Campaigners were present at the company’s annual general meeting and joined a protest rally outside the meeting venue in Toronto on Wednesday.
Barrick, the largest gold miner in the world, has been the subject of many documented studies of human rights abuses and environmental devastation globally, including in Australia, PNG, Philippines and Tanzania.
Pacific Scoop, a think-tank has said FOEI calls in to question the necessity of the Canadian-owned corporation’s gold mining operations.
With the vast majority of gold used for jewellery, Barrick’s gold mines on average use more water than the entire bottled water industry in Canada, and this water is polluted with mining waste products such as cyanide, mercury, arsenic, cadmium, selenium, and sulphides.
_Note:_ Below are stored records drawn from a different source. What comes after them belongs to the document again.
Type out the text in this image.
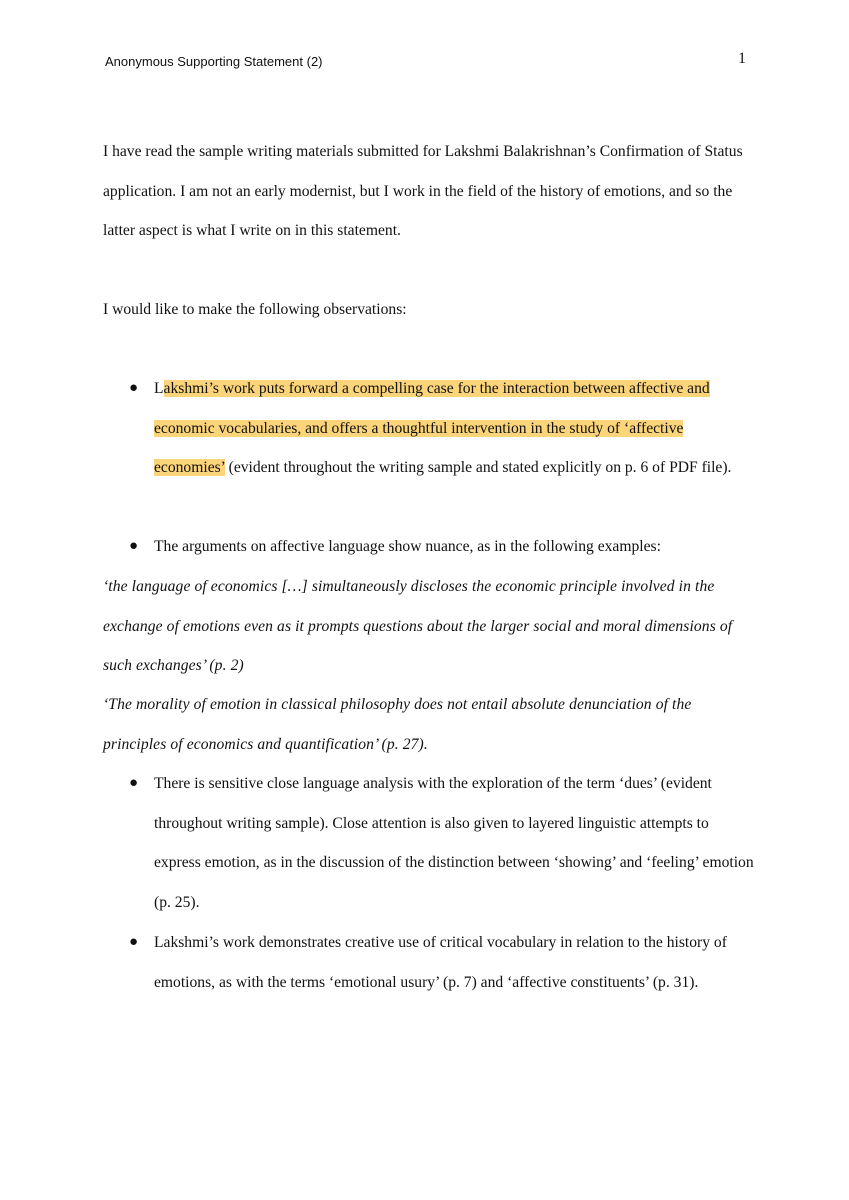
Anonymous Supporting Statement (2)	1

I have read the sample writing materials submitted for Lakshmi Balakrishnan’s Confirmation of Status application. I am not an early modernist, but I work in the field of the history of emotions, and so the latter aspect is what I write on in this statement.

I would like to make the following observations:

● Lakshmi’s work puts forward a compelling case for the interaction between affective and economic vocabularies, and offers a thoughtful intervention in the study of ‘affective economies’ (evident throughout the writing sample and stated explicitly on p. 6 of PDF file).
● The arguments on affective language show nuance, as in the following examples:

‘the language of economics […] simultaneously discloses the economic principle involved in the exchange of emotions even as it prompts questions about the larger social and moral dimensions of such exchanges’ (p. 2)

‘The morality of emotion in classical philosophy does not entail absolute denunciation of the principles of economics and quantification’ (p. 27).

● There is sensitive close language analysis with the exploration of the term ‘dues’ (evident throughout writing sample). Close attention is also given to layered linguistic attempts to express emotion, as in the discussion of the distinction between ‘showing’ and ‘feeling’ emotion (p. 25).
● Lakshmi’s work demonstrates creative use of critical vocabulary in relation to the history of emotions, as with the terms ‘emotional usury’ (p. 7) and ‘affective constituents’ (p. 31).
Romel de Vera, coordinator of FOEI’s programme on resisting mining, oil and gas, said: “All this waste, pollution and impacts on communities’ lives and livelihoods is in exchange for a product that has very few practical applications.
“With environmental costs almost entirely unaccounted for, the processing costs are all that stand in the way for companies to realise huge profits at the expense of those living next to the mines.”
Last year, the Norwegian pension fund divested US$230 million from Barrick for “ethical reasons”, especially related to Porgera gold mine.
And when Swiss Research firm Covalace compiled both quantitative and qualitative data spanning seven years and 581 companies they listed Barrick as the 12 least ethical company in the world.